In Bengaluru, formerly known as Bangalore, the general rise in middle-class living attracted more people and more businesses which, in turn, attracted more people and businesses, continuing the cycle, explained G .Baldwin.
Covid accelerated this transition, by forcing people to work remotely — from another part of town, another city or another country.
In the new model, countries can focus growth around cities rather than a specific industry. “That creates economic activities that are quite diverse,” Mr. Baldwin said.
“Think Bangalore, not South China,” he says.
Free markets are not enough.
Many developing countries remain focused on developing export-oriented industries as a path to prosperity. And so it should be, said Justin Yifu Lindean of the Institute of New Structural Economics at Peking University.
Pessimism about the classic development formula, he says, is fueled by a false belief that the growth process is automatic: Just clear the way for the free market and the rest will take care of itself.
Countries are often pressured by the United States and international institutions to embrace open markets and hands-off governance.
Export-led growth in Africa and Latin America has stumbled because governments failed to protect and subsidize infant industries, said Mr. Lin, a former chief economist at the World Bank.
“Industrial policy has been taboo for a long time,” he says, and many of those who have tried have failed. But there are also success stories like China and South Korea.
“You need the state to help the private sector overcome market failures,” he said. “You can’t do this without industrial policy.”
It will not work without education.
The key question is whether anything — services or manufacturing — can generate the kind of growth that is so desperately needed: broad-based, large-scale and sustainable.
Business service jobs are on the rise, but many that offer moderate and high incomes are in areas such as finance and technology, which tend to require advanced skills and education levels beyond what most developing countries have.
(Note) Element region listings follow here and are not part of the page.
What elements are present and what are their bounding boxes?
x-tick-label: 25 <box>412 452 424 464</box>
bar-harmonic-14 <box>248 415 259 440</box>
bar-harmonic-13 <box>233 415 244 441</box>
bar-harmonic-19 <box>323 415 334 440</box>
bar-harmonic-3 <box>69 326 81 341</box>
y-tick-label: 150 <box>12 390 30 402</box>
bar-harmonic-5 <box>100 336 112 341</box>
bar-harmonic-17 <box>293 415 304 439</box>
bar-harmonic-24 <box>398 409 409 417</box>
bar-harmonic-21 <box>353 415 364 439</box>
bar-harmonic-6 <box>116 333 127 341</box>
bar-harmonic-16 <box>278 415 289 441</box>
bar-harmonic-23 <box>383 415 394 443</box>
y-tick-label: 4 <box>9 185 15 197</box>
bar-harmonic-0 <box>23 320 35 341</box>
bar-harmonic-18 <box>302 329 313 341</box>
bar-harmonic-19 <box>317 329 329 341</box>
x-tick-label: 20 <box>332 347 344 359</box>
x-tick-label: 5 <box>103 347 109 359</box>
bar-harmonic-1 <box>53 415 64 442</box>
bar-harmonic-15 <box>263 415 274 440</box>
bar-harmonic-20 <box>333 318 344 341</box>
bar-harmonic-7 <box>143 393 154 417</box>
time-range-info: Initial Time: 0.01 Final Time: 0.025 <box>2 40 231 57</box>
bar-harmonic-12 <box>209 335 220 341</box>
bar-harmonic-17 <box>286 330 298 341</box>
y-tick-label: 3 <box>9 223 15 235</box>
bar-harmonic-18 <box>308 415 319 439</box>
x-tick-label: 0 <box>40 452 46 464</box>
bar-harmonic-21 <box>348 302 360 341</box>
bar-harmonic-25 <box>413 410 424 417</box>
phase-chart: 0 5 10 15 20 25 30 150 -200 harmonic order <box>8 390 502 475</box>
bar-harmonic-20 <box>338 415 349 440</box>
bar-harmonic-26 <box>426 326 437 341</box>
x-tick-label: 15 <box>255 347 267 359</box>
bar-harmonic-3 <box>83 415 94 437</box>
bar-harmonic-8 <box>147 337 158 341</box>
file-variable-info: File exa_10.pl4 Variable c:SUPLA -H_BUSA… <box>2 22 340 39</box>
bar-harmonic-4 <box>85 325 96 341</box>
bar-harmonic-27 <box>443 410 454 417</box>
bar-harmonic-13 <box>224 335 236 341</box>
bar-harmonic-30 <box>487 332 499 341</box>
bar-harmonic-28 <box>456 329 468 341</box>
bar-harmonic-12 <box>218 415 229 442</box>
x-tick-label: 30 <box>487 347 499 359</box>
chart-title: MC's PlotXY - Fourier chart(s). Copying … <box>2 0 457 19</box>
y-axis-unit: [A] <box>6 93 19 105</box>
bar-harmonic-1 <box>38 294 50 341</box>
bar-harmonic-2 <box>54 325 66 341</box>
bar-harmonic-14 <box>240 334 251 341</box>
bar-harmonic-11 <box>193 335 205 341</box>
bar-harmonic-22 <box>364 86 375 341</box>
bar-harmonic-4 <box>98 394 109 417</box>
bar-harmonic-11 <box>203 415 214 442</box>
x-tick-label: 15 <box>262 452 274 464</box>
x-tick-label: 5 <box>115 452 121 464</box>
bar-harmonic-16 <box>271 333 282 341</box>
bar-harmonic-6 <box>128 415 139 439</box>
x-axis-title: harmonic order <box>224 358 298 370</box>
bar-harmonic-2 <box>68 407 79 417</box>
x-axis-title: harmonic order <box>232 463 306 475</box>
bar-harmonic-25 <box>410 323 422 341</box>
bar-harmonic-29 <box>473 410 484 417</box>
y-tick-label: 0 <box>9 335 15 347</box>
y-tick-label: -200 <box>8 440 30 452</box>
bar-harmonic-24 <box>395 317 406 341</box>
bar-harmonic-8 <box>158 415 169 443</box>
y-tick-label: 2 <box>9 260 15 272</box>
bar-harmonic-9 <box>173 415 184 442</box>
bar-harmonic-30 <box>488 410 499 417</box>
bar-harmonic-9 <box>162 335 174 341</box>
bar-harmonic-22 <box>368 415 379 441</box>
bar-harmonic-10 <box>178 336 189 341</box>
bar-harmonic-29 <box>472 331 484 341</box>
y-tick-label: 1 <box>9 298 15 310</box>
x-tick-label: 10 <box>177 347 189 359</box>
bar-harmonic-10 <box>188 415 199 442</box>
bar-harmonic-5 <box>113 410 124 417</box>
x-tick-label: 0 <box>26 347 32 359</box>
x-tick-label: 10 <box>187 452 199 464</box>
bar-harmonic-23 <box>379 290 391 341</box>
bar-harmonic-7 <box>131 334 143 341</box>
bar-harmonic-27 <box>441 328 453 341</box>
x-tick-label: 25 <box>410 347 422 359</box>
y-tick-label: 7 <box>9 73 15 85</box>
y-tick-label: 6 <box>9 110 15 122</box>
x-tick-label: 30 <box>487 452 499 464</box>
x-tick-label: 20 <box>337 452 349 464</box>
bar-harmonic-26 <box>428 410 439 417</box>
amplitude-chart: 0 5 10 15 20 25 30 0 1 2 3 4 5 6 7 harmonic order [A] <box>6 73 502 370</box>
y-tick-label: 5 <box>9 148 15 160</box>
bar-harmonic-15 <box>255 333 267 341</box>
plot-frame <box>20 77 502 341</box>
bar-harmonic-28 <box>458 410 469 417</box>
In India, nearly half of college graduates don’t have the skills they need for these jobs, according to Wheelboxan educational testing service.
Incompatibility is everywhere. The Report on the Future of Workpublished last year by the World Economic Forum, found that six out of 10 workers will need retraining in the next three years, but the vast majority will not have access to it.
Other types of service jobs are also on the rise, but many are poorly paid or exported. A barber in Bengaluru cannot cut your hair if you are in Brooklyn.
That could mean smaller — and more uneven — growth.
Researchers at Yale University found that in India and some countries in sub-Saharan Africa, agricultural workers jumped into consumer service jobs and raised their productivity and income.
With weakness global economy, developing countries will need to squeeze every bit of growth they can from every corner of their economy. Industrial policy is important, Harvard’s Mr. Rodrik said, but it should focus on smaller service firms and households because that will be the source of most future growth.
He and others caution that even so, the gains are likely to be modest and elusive.
“The envelope has shrunk,” he said. “How much growth we can get is certainly less than in the past.”